Heißt es, dass Putin dadurch der erschöpften belarussischen Polizei helfen möchte - oder, sollten sich die Informationen bestätigen, wäre die Rosgwardija eher für die Bewachung von Lukaschenko als eine Art Sicherheitsgarantie da? Vieles ist möglich, ein größerer russischer Einsatz in Belarus bleibt dennoch Stand jetzt unwahrscheinlich. Von einer "äußeren Gefahr" kann in Minsk und Umgebung bisher keine Rede sein. Bisher weigert sich der Protest, sich geopolitisch zu orientieren oder klar gegen Russland zu stellen. Man will definitiv die Unabhängigkeit des Landes behalten, die Alternativlosigkeit der wirtschaftlichen Beziehungen zu Russland ist der Opposition jedoch bewusst.
Dazu kommt, dass Lukaschenko sich lange nicht entscheiden konnte, woher eigentlich die externe Gefahr kommt, aus Russland oder aus der EU. Mit der Rückgabe der in Belarus festgenommenen vermeintlichen Söldner der russischen privaten Sicherheitsfirma Wagner hat sich der 65-Jährige zwar entschieden. Wirklich glaubwürdig war das allerdings weder für den Kreml noch für das eigene Volk. Jedenfalls bringt das mögliche Eingreifen Russlands auf der Seite von Lukaschenko die Gefahr mit sich, dass sich die Mehrheit der Belarussen plötzlich gegen Moskau stellt.

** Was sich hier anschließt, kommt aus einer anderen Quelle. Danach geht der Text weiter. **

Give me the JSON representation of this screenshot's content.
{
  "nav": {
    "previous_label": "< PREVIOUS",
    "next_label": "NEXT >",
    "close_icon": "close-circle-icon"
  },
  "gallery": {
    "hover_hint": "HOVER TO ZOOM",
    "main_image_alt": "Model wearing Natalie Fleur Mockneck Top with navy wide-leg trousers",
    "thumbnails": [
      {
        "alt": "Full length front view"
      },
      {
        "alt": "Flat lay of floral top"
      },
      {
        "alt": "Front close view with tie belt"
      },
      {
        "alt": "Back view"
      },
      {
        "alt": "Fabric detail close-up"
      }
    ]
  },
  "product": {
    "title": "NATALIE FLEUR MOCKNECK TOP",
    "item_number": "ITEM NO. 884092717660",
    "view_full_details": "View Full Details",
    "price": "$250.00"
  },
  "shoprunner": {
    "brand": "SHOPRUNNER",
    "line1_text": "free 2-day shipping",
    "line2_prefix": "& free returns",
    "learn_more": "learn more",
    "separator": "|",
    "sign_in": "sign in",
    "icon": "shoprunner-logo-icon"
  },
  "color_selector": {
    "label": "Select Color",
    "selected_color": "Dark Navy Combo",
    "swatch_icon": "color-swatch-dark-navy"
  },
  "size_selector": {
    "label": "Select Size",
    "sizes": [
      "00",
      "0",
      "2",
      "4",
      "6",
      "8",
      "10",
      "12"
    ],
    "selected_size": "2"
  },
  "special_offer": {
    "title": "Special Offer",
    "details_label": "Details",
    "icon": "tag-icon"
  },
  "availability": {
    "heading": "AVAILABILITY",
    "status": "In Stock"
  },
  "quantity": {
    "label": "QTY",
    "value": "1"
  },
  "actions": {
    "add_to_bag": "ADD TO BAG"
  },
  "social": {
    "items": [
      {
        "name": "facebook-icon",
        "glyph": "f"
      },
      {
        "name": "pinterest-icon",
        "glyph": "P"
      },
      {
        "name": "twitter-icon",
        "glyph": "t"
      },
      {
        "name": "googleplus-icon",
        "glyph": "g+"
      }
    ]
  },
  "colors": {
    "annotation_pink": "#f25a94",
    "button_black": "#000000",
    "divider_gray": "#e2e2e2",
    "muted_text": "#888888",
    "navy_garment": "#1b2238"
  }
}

Strategisch könnte dies dazu führen, nach der Ukraine einen weiteren Partner in der engen Nachbarschaft zu verlieren.
Deswegen wäre es für Russland zuverlässiger und klüger, sich als Vermittler bei den potenziellen Verhandlungen zwischen Lukaschenko und der Opposition zu engagieren, sollten diese letztlich stattfinden. Dann könnte Moskau die Lage unter Kontrolle behalten und die Rolle der EU in Minsk verkleinern. Für Lukaschenko selbst gibt es dagegen kein einziges Szenario, das wirklich gut wäre. Für ihn geht es lediglich darum, zwischenzeitlich zu überleben. Das große Spiel wird er wohl nicht mehr drehen können.